Common code to define the tasks/operations/transformations:

# Define tasks

def train_model(model, df, cols_features, col_target):
    # train a model here
    return model

def run_inference(model, df, cols_features):
    # run inference here
    return df

It is notable that you do not need to add any Kedro-related code here to use Kedro later on.

Furthermore, you do not need to add any MLflow-related code here to use MLflow later on as Kedro hooks provided by PipelineX can handle behind the scenes.

This advantage enables you to keep your pipelines for experimentation/prototyping/benchmarking production-ready.

  1. Plain code:
# Configure: can be written in a config file (YAML, JSON, etc.)

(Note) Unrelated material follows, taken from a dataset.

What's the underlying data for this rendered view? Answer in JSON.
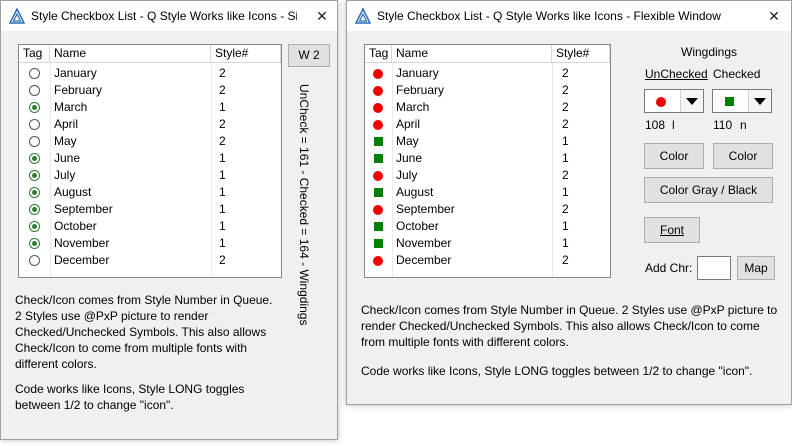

train_data_filepath = "data/input/train.csv"
train_data_load_args = {"float_precision": "high"}

test_data_filepath = "data/input/test.csv"
test_data_load_args = {"float_precision": "high"}

pred_data_filepath = "data/load/pred.csv"
pred_data_save_args = {"index": False, "float_format": "%.16e"}

model_kind = "LogisticRegression"
model_params_dict = {
  "C": 1.23456
  "max_iter": 987
  "random_state": 42
}

# Run tasks

import pandas as pd

if model_kind == "LogisticRegression":
    from sklearn.linear_model import LogisticRegression
    model = LogisticRegression(**model_params_dict)

train_df = pd.read_csv(train_data_filepath, **train_data_load_args)
model = train_model(model, train_df)

test_df = pd.read_csv(test_data_filepath, **test_data_load_args)
pred_df = run_inference(model, test_df)
pred_df.to_csv(pred_data_filepath, **pred_data_save_args)

  1. Following the data interface framework, objects with _load, and _save methods, proposed by Kedro and supported by PipelineX:

# Define a data interface: better ones such as "CSVDataSet" are provided by Kedro

import pandas as pd
from pathlib import Path


class CSVDataSet:
    def __init__(self, filepath, load_args={}, save_args={}):
        self._filepath = filepath
        self._load_args = {}
        self._load_args.update(load_args)
        self._save_args = {"index": False}
        self._save_args.update(save_args)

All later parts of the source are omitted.